TUCSON, Ariz. (KGUN) — Hotheads and handguns can make the streets a dangerous place to be. KGUN9 had a chance to talk to the TPD officer who coordinates the department’s response to violent crime to learn more about what TPD does to help keep us safe.
In the past few months, we’ve seen young people well armed with guns, but not with good sense; like the carload of gunmen who shot up a party on 5th street and left a young woman dead.
Of the group that fired well over a hundred rounds at a hookah lounge on Speedway.
“Incidents historically may have resolved themselves with a fist fight, are now leading to incidents where there's gun violence.”
Lt.
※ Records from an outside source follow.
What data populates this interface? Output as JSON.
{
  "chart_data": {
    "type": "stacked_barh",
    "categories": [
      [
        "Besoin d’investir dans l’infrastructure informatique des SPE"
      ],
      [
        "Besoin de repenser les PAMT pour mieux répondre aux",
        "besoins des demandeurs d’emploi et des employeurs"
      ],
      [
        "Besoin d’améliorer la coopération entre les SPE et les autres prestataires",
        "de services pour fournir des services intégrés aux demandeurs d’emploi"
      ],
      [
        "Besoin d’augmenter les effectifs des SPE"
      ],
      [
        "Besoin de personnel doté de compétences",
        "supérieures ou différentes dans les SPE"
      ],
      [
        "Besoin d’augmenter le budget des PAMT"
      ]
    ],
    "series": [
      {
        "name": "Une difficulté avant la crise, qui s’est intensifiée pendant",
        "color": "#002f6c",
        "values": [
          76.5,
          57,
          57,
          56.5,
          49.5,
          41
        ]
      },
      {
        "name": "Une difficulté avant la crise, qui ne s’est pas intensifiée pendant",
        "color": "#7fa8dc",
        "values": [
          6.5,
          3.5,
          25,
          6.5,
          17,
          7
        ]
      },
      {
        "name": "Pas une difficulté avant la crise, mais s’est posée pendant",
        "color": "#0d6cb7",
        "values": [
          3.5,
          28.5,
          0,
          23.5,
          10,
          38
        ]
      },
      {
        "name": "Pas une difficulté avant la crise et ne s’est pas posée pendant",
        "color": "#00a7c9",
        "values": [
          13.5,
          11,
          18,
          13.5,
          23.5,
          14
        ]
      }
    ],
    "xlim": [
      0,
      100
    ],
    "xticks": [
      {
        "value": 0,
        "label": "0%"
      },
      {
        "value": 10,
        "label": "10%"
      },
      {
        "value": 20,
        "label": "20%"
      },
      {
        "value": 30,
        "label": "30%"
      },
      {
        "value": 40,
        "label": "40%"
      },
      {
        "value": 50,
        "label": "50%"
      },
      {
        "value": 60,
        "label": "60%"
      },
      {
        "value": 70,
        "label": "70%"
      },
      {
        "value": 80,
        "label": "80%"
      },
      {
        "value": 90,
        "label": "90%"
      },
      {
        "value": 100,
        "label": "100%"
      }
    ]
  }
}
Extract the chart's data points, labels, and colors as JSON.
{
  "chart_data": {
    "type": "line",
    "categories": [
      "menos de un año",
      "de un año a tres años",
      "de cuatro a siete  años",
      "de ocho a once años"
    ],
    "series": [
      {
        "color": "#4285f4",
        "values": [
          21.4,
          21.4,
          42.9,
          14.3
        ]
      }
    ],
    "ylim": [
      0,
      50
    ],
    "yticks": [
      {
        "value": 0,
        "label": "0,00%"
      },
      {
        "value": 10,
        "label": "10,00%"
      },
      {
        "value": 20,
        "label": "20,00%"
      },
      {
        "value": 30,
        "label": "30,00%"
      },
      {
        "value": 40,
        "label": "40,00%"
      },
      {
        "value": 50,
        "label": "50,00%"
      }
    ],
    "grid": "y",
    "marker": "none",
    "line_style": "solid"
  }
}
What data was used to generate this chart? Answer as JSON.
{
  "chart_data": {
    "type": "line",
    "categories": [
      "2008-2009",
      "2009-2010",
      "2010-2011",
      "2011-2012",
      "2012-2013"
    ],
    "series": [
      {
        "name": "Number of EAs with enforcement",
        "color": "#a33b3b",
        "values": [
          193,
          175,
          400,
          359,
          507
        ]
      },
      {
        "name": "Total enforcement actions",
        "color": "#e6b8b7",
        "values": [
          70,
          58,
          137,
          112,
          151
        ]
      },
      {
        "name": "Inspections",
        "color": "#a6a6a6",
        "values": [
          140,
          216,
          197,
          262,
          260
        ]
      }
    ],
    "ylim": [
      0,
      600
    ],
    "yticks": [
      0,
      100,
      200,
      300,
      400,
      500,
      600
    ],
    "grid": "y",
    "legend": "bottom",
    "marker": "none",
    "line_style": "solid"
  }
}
Aaron Wine says that’s happening all over the country. He leads the Violent Crime section at Tucson Police and says with just over fifty homicides so far this year, the rate of homicides is a close match for last year.
TPD’s statistics site shows homicides between 37 and 55 over the last six years except for a spike to 72 in the peak pandemic year of 2021.
This year’s homicides show a spread across Tucson, showing Lt. Wine’s point that no place is immune to violent crime.
Data is crucial ammunition for Tucson Police. Analysts find patterns where people, places, guns and drugs add up to trouble.
“There's crime occurring in a park. The park may not be in the source issue. The source issue may be an apartment complex down the street, within a close proximity that has a lot of nexi to or nexus to that crime, and it's identifying that network to reduce that crime in that area.”
Lt. Wine says police can break up these networks of trouble with arrests, but also with other city resources like parks programs and youth outreach.
And he says when homicides do happen Tucson Police have a strong record of solving those crimes. He says most cities solve about half of their homicides, but Tucson solves about 80 percent.